When my teaching session finished one of the people who came up to speak with me was a fellow who had been sitting in the back, often nodding his head in agreement to one or more of the insights and marketing tips I was sharing with the audience. Introducing himself, he told me he was in fact a family office investor who vetted money managers like those in attendance.
The money management firms that make it easiest for us to understand and buy into their investment process are the ones that make it further through our due diligence vetting, he told me. The detail of what I shared with the portfolio managers that day as to exactly what they should be covering in their communications and sales marketing, and about the forms in which that content should be delivered throughout the selling cycle, he said, was “spot on” to what his family office was looking for and expecting to receive.
This is now — three strikes have become a luxury and rarity
The family office investor said he had a story to share with me. He and a fellow member of his family office investment committee were visiting with a portfolio manager and his team at the money management firm’s offices. This was the round one, in-person meeting the family office agreed to, having already analyzed and approved of the initial data regarding the fund and firm. As the meeting progressed, and the portfolio manager had yet to bring up the subject of how he ran the strategy, the family office fellows asked him to explain about that. The manager then proceeded to go off topic, onto some tangent. He talked himself down some rabbit hole side topic, the family office investor said. Minutes passed.
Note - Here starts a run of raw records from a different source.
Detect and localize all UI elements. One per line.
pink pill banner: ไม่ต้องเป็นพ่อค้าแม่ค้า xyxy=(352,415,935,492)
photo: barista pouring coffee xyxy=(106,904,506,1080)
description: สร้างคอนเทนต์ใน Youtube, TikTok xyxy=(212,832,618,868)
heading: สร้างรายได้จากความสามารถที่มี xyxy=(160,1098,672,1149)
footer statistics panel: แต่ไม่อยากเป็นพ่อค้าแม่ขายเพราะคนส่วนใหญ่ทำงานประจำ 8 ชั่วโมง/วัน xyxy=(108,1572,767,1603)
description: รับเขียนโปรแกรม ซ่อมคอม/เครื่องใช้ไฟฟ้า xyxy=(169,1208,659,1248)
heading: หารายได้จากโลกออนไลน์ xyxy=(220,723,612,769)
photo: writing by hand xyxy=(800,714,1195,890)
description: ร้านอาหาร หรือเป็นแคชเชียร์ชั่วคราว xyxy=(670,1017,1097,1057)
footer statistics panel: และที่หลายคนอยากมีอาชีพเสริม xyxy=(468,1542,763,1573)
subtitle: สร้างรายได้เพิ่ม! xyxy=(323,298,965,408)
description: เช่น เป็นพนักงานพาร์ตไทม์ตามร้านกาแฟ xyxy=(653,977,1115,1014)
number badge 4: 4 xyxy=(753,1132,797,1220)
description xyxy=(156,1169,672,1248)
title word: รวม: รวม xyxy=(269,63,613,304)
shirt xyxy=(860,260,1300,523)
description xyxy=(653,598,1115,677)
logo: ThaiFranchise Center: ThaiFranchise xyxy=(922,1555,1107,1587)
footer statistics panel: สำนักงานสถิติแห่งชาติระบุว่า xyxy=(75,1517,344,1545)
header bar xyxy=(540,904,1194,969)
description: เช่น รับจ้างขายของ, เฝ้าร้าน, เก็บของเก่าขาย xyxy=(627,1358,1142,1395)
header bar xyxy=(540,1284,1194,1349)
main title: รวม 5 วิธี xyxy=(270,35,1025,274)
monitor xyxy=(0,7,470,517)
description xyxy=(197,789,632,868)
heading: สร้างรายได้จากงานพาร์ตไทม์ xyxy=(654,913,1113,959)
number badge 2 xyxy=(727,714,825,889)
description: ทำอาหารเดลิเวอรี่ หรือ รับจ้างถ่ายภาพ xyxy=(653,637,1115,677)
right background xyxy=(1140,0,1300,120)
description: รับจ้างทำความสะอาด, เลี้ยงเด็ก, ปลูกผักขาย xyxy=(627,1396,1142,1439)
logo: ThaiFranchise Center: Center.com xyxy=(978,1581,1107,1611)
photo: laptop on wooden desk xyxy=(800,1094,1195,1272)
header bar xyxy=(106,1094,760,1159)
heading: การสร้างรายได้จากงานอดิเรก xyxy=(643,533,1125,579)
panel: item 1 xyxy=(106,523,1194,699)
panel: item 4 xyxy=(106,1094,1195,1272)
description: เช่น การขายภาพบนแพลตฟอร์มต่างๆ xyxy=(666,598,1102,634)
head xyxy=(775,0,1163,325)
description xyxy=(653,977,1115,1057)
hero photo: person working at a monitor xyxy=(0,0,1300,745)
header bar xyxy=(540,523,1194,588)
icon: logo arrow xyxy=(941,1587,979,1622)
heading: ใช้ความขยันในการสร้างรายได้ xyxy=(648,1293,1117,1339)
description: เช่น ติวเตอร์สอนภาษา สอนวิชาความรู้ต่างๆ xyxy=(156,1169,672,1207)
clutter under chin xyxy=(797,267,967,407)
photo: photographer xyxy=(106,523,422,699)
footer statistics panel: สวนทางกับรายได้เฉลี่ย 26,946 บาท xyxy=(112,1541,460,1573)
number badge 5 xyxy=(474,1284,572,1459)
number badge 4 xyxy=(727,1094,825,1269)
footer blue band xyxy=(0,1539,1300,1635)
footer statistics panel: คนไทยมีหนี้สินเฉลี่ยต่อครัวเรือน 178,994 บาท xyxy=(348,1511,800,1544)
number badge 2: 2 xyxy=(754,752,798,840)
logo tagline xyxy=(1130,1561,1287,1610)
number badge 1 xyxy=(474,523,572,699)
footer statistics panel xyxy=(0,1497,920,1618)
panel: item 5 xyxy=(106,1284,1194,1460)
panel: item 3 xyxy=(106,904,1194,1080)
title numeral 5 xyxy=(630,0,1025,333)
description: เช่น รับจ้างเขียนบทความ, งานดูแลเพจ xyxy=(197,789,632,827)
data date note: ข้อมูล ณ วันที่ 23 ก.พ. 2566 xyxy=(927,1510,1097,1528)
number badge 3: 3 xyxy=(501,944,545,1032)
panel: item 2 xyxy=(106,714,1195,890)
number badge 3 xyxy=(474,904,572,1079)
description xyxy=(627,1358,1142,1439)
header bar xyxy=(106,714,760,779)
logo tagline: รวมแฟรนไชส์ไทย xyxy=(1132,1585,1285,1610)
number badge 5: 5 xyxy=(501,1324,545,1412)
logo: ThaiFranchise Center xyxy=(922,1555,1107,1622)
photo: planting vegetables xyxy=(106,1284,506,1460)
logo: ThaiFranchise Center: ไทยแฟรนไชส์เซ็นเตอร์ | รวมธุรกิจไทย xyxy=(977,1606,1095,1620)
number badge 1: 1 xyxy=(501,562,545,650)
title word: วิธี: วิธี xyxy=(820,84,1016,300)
So, the prospective investors interrupted the portfolio manager. For a second time, the manager was asked to walk them through how he goes about assembling and managing his basket of holdings. For a second time in a row, said the family office investor, this guy starts rambling rather than answer the straightforward question, and he talks himself down some second rabbit hole side topic.
Two strikes
My partner and I look at each other and then back to the portfolio manager, the family office due diligence gatekeeper tells me. They tell the portfolio manager that they are still not getting a clear explanation as to how he is running his strategy, so their family office’s due diligence time looking into his firm has just ended. “With that, we stood up, thanked him for his time and walked out of his office. You should have seen the look on his face,” the investor said to me.
Don’t Monkee around with sophisticated investors’ most valuable asset
Time can never be regained. Information gathering patience exhibited by sophisticated investors pre-COVID is no longer as great or as forgiving today. As The Monkees sang, That Was Then, This Is Now. (A hat-tip to Vance. You can Google it and him.)
So, what should your firm do to increase the odds it makes it into due diligence playoffs when batting against competitors whose marketing efforts may be more respectful of prospective investors’ time spent researching money managers?
If your investment management firm has yet to lock down an explanation of its investment process that can be clearly communicated in enough detail — and with a non-rambling storyline that delivers the strategy implementation description that sophisticated investors are aiming to gather in their due diligence questioning — then stop taking meetings with prospects.
Put time into more thoughtfully crafting this content. Have your portfolio manager rehearse this verbally with other staff members before restarting in-person meetings with prospects. This will improve his or her ability to have a more focused and profitable dialogue with prospects on the subject. Also, make sure this vital content exists in print form as well to hand over to investors conducting due diligence on you. This makes it far easier for them to share that beyond-the-numbers info about your investment offering with others on their investment committee.